Chi è Rockstar? Si tratta di un’azienda fittizia, creata ad hoc per partecipare all’asta dei brevetti della Nortel, operatore telefonico canadese finito in bancarotta nel 2009 . Si tratta di un pacchetto di seimila brevetti che coprono parecchi aspetti del 4G e di diverse altre tecnologie. Un brevetto in particolare copre la somministrazione di pubblicità a chi cerca qualcosa in un network. E infatti nel 2011, quando tutto il pacchetto fu messo all’asta, Google ci investì parecchio, senza però riuscire a portare a casa il bottino. Ripiegò su Motorola, affermando pubblicamente di averla acquistata per difendere Android dagli attacchi che si susseguivano.

Siamo davanti a una forma di patent trolling* particolare.
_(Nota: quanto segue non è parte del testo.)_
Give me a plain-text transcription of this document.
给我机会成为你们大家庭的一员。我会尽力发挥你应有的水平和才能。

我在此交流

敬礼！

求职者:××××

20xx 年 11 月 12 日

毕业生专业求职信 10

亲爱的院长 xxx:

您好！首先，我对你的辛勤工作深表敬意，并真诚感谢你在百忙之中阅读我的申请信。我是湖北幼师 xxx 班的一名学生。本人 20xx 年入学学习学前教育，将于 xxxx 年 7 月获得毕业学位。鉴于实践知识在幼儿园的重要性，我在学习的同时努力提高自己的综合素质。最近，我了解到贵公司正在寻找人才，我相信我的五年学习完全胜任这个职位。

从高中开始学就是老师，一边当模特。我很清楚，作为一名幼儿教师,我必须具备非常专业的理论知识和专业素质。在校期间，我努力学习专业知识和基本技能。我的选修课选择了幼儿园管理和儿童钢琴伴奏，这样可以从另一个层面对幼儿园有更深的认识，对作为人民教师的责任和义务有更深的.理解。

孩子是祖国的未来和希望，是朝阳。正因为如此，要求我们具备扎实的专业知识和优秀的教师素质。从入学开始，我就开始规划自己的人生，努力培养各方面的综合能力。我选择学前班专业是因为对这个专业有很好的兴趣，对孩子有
Corporate, come la chiama Ars. In questa particolare guerra dei brevetti, divenuta famosa per il [caso del multitouch*](http://hi-tech.leonardo.it/ios-invalidati-dei-brevetti-registrati-da-steve-jobs-sul-multi-touch/), Rockstar fa un gioco sporco. Perché, pur facendo riferimento ad aziende che operano nel settore, formalmente è indipendente e può quindi permettersi di affrontare la battaglia senza avere nulla da smenarci.

Si ripropone però il tema della registrazione dei brevetti su idee astratte, contro il quale si sono schierati di recente proprio Google e anche Facebook. La guerra dei brevetti frena davvero l’innovazione? Ci si divide in due fazioni: chi ritiene che vada tutelata ogni novità perché è sulla base di quella che si costruisce l’innovazione e chi invece sostiene che brevettare idee e concetti, utilizzandoli per proteggere specifici prodotti, blocchi lo sviluppo da parte dei concorrenti.

Io mi sento più vicino alla prima tesi, benché riconosca che qualcosa vada fatto per bloccare i patent troll che infestano il mercato della tecnologia con il solo scopo di mettere le aziende in difficoltà. Perché ok che Apple e Google vanno avanti lo stesso, ma una piccola startup per esempio avrebbe non poche difficoltà ad affrontare un vertenza giudiziaria contro qualcuno che abbia in mano un presunto brevetto violato. Rockstar ha undici dipendenti impegnati a fare reverse engineering ed è così che si comportanto i patent troll: scoprono come funziona un software alla caccia di un qualcosa che possa essere attaccato.